Since 2004, two series of conferences on mathematics and science education have been held in Dublin, MEI in odd years (2005–2015) and SMEC in even years (2004–2016). Although these series began as national conferences, they have attracted increasing numbers of international participants in recent years, with SMEC 2014 organised jointly with the SAILS FP7 project and MEI 2015 jointly organised with BSRLM. The Irish Mathematics Learning Support Network (IMLSN) has sustained, since 2006, a series of conferences on learning support in mathematics across higher education. The Project Maths Development Team has held three conferences supporting post-primary curricular reform, and several WIMDI (Women in Mathematics Day Ireland) conferences have showcased the work of women in mathematics and in mathematics education. International conferences held in Ireland have included the International Association for Statistical Education (IASE, 2011) and Adults Learning Mathematics (ALM, 2016), while CERME (2017) is forthcoming.

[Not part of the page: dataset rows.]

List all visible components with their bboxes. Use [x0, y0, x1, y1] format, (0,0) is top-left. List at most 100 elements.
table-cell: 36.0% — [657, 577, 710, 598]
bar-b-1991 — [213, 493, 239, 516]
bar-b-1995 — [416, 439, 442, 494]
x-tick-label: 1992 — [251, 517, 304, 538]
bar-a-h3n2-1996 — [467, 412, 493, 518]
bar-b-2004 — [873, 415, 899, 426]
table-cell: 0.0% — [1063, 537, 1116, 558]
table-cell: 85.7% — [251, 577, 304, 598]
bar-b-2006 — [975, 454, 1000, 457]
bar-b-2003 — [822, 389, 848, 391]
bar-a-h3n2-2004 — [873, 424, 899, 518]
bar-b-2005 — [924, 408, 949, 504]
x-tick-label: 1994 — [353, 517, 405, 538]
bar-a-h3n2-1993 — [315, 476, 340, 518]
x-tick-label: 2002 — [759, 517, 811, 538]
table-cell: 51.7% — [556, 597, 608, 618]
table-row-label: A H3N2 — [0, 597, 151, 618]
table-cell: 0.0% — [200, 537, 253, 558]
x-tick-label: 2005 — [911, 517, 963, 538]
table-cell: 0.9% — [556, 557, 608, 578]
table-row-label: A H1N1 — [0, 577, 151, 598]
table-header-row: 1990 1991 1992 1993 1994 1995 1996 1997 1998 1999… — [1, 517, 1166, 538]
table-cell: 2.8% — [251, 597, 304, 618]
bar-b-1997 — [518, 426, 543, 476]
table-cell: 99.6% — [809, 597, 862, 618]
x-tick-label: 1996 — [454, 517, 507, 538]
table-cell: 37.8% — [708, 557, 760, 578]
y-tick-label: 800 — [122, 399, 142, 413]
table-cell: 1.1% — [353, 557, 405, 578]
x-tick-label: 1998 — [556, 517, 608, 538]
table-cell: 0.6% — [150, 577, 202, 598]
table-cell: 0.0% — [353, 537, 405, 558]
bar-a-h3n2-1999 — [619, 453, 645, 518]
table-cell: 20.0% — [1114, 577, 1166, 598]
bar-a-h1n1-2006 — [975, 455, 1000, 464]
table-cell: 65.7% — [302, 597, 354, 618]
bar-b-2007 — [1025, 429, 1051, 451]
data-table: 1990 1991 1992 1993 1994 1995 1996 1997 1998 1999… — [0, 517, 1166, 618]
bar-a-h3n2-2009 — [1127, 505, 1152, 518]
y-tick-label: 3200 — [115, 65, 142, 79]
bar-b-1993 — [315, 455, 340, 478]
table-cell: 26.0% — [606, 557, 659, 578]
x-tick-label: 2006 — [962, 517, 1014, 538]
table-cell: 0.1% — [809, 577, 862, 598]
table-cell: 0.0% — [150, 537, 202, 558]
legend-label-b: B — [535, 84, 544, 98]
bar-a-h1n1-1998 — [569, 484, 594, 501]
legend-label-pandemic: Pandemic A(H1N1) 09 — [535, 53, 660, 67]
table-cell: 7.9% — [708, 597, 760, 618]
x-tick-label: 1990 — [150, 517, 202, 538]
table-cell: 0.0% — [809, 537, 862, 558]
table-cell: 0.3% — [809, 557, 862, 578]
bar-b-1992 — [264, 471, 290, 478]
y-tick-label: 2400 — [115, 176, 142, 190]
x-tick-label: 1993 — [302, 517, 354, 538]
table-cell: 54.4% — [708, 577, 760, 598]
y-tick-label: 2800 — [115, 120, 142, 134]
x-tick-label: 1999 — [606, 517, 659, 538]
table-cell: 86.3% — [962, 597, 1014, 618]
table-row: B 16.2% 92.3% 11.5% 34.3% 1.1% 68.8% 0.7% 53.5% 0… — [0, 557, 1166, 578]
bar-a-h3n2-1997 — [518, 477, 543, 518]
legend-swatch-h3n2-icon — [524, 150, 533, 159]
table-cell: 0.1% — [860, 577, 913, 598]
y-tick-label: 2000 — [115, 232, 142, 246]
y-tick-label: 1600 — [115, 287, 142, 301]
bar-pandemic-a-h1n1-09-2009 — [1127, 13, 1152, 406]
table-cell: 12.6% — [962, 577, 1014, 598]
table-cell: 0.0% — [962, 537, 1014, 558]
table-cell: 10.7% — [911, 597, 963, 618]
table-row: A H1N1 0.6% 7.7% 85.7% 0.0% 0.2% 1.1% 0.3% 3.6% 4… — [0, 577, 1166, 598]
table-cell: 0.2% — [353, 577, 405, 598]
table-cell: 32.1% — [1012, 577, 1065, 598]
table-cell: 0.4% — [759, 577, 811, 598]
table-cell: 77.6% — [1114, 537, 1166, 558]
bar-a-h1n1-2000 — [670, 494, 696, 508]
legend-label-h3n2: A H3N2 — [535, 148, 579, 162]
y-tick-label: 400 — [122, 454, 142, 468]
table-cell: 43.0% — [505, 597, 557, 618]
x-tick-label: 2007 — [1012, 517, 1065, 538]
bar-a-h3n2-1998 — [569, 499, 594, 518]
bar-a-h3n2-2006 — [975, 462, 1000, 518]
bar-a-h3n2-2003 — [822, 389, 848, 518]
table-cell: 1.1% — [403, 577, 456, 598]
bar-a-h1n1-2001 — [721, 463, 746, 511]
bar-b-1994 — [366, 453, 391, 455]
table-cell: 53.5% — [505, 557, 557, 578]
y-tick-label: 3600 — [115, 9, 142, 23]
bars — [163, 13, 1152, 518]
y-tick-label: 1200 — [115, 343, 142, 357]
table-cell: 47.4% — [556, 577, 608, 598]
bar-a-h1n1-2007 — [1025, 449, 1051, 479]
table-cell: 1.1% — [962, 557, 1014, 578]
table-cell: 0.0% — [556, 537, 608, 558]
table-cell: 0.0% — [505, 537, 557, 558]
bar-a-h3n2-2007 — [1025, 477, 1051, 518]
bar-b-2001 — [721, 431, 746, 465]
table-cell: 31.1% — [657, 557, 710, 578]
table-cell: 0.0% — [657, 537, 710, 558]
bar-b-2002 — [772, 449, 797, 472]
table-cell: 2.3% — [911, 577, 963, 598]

In 2014, the NCCA published two research reports to support the review and redevelopment of the primary school mathematics curriculum for 3–8 year olds. The first report focuses on theoretical aspects underpinning mathematics education for young children while the second is concerned with pedagogical implications. In common with policy documents on mathematics in many countries, mathematical proficiency (NRC, 2001) is identified as a key aim for mathematics education (Dunphy et al., 2014). Attention is given to goals, processes and content, critical transitions and learning paths, as means of achieving proficiency. New research themes emerging in Irish mathematics education include the interplay between outcomes of assessment and practice, dialogic pedagogy of argumentation and discussion, identification of critical ideas for development of key concepts, transitions across education settings, design of rich and challenging mathematical tasks, and equity and access.